Schultz believes that mental health is the government’s problem.
On Thursday, however, Schultz appeared to express uncertainty that Starbucks would be able to provide safe spaces for the public, especially during what he feels is a worsening mental-health crisis in the country.
“Again, Starbucks is trying to solve a problem and face a problem that is the government’s responsibility,” Schultz said. “And when I think about the issues that we, our business is facing and the challenge that our people are facing, almost every, every question you ask is a question about what the government’s responsibility is, and what I realize more and more, the government is no longer gonna solve any of these problems.”
“No longer” going to solve any of these problems? From what planet did Mr. Schultz come? It’s never been the “government’s problem” to solve the mental health “crisis” — an uncertain crisis at best.
The “mental health crisis” was created by the government. And Schultz is asking the government to deal with it?
With the best of intentions, mental health advocates want seriously ill people to roam our streets — homeless, unemployable, and tragedies waiting to happen. “He’s only dangerous when he doesn’t take his medication” is what these advocates tell families whose loved one has been injured or killed by a “perfectly harmless” homeless person.
It’s true that the asylums and hospitals for the mentally ill in the past were hell-holes that no human being deserved to be locked away in. But drug regimens have improved exponentially. Once the right drug and the right dosage are found, even severely ill people can function in society without being a threat.
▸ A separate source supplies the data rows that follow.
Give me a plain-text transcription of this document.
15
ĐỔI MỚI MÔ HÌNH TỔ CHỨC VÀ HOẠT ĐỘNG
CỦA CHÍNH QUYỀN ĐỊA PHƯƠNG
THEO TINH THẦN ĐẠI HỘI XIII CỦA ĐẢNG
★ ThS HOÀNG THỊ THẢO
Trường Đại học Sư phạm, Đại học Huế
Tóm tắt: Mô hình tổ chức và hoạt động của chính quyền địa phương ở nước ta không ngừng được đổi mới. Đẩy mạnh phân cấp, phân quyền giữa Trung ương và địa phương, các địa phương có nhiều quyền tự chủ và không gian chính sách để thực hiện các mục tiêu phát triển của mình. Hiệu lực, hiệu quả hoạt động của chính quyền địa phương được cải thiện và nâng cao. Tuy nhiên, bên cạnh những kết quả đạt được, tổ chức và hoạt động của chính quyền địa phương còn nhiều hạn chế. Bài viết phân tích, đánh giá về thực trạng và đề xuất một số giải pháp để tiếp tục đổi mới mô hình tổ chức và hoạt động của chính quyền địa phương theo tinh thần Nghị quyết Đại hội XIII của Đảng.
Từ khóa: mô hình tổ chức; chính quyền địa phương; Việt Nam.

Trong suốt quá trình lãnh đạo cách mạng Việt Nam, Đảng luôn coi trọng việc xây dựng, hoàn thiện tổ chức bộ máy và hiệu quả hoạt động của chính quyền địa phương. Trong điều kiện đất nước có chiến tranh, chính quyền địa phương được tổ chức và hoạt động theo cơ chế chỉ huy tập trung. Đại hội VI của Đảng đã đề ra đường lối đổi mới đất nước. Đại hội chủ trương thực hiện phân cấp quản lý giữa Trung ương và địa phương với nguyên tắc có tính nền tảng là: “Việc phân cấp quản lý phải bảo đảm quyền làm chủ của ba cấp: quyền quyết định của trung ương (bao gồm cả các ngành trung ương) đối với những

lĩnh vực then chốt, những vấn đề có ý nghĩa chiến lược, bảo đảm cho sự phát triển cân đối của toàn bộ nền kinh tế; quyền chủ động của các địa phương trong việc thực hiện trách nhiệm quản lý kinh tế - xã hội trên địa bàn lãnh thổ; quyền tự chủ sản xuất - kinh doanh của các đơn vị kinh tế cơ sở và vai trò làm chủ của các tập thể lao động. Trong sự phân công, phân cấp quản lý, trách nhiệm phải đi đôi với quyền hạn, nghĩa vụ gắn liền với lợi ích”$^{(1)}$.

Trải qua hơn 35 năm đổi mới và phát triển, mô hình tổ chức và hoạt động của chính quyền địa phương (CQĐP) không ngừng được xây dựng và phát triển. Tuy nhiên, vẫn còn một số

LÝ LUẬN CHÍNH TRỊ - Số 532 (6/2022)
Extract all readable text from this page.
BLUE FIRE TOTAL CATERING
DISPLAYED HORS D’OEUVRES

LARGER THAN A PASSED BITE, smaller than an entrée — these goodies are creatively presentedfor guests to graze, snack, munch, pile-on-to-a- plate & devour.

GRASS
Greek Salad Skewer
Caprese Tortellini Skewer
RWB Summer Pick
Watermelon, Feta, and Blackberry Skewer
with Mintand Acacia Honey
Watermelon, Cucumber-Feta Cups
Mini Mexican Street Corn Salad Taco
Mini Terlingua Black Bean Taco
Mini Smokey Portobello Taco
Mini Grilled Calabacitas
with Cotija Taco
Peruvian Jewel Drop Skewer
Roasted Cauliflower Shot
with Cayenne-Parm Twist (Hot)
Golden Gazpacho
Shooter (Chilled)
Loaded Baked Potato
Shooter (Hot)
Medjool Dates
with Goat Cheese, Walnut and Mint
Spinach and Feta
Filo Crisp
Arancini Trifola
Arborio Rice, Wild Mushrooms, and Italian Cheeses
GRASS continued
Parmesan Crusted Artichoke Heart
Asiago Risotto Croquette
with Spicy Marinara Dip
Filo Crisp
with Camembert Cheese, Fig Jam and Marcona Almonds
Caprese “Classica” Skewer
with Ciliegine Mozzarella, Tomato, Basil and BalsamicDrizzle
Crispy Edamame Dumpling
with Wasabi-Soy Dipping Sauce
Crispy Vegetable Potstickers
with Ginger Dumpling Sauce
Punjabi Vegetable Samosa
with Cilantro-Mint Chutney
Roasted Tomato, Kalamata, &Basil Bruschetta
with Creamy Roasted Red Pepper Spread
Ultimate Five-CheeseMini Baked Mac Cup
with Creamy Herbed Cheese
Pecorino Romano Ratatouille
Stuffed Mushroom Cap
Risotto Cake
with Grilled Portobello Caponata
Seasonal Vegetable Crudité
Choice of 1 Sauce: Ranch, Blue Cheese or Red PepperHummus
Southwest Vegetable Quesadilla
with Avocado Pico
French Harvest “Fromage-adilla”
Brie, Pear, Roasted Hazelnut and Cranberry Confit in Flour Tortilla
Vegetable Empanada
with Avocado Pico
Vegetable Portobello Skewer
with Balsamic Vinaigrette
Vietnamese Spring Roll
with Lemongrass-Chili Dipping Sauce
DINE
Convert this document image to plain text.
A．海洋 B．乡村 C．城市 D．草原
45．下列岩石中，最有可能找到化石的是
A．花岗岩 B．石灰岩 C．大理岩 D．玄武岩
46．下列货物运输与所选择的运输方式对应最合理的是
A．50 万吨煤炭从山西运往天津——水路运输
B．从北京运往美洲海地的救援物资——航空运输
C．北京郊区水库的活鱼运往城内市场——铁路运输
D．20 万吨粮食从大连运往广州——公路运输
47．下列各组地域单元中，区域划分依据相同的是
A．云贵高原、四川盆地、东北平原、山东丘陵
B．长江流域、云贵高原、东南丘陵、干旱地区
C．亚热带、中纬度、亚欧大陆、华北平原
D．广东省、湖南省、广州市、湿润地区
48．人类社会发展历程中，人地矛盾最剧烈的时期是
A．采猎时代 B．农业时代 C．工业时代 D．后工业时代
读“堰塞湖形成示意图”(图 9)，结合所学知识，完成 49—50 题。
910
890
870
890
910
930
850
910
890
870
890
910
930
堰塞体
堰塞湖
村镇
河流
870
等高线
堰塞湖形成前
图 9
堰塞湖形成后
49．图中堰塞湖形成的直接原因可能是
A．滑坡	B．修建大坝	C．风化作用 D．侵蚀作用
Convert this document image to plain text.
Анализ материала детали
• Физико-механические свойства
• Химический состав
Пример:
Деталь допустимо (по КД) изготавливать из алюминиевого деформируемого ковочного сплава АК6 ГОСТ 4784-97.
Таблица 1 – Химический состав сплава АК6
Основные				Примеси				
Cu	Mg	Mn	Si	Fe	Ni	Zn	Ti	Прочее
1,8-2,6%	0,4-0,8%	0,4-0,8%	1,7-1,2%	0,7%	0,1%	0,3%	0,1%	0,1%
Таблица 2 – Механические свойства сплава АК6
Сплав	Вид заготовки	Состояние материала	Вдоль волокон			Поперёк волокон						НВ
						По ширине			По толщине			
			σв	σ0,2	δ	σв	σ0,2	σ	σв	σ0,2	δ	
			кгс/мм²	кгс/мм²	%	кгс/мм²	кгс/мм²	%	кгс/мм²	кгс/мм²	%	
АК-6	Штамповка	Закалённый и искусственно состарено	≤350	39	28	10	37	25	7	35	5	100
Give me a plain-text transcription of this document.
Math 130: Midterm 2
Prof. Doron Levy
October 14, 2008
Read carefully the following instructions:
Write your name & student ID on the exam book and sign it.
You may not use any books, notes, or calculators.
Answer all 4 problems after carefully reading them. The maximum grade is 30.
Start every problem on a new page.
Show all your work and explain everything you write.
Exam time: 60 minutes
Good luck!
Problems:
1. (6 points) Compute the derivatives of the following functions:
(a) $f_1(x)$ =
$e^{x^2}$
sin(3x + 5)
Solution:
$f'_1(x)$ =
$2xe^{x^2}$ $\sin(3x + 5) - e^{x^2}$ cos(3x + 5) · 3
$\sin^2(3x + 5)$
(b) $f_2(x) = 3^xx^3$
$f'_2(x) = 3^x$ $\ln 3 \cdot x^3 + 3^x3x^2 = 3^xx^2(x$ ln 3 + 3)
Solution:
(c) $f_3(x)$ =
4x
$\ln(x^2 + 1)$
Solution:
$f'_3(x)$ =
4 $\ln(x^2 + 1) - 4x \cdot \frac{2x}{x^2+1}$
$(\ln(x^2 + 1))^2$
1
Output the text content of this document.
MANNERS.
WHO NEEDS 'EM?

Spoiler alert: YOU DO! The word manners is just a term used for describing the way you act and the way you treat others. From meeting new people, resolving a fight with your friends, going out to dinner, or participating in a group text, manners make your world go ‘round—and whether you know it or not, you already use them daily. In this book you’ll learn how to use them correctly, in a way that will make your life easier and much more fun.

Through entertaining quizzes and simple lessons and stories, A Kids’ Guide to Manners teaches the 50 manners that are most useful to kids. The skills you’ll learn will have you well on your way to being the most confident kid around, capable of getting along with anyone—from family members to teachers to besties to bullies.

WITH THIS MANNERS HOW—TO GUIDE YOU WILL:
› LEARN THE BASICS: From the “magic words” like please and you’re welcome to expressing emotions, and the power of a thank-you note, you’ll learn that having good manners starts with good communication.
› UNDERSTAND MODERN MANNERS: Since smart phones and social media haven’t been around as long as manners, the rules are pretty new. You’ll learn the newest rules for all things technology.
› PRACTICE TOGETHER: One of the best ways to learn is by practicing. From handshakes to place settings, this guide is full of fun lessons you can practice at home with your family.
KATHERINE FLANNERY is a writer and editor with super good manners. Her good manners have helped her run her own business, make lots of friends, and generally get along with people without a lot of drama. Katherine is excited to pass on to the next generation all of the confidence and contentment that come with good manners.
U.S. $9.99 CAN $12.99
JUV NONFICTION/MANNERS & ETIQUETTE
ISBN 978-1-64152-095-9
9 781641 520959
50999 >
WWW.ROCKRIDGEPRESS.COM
The problem is getting homeless and severely mentally ill people to take the drugs that would render them harmless. For that, they need a caretaker — usually a family member — to care for the afflicted person.
They don’t need “the government” beyond needing someone to coordinate the caregiving — something local and state governments are well-suited to do. Schultz is frustrated, but he should stick to making customers feel safe when they go into a Starbucks to pick up their morning coffee.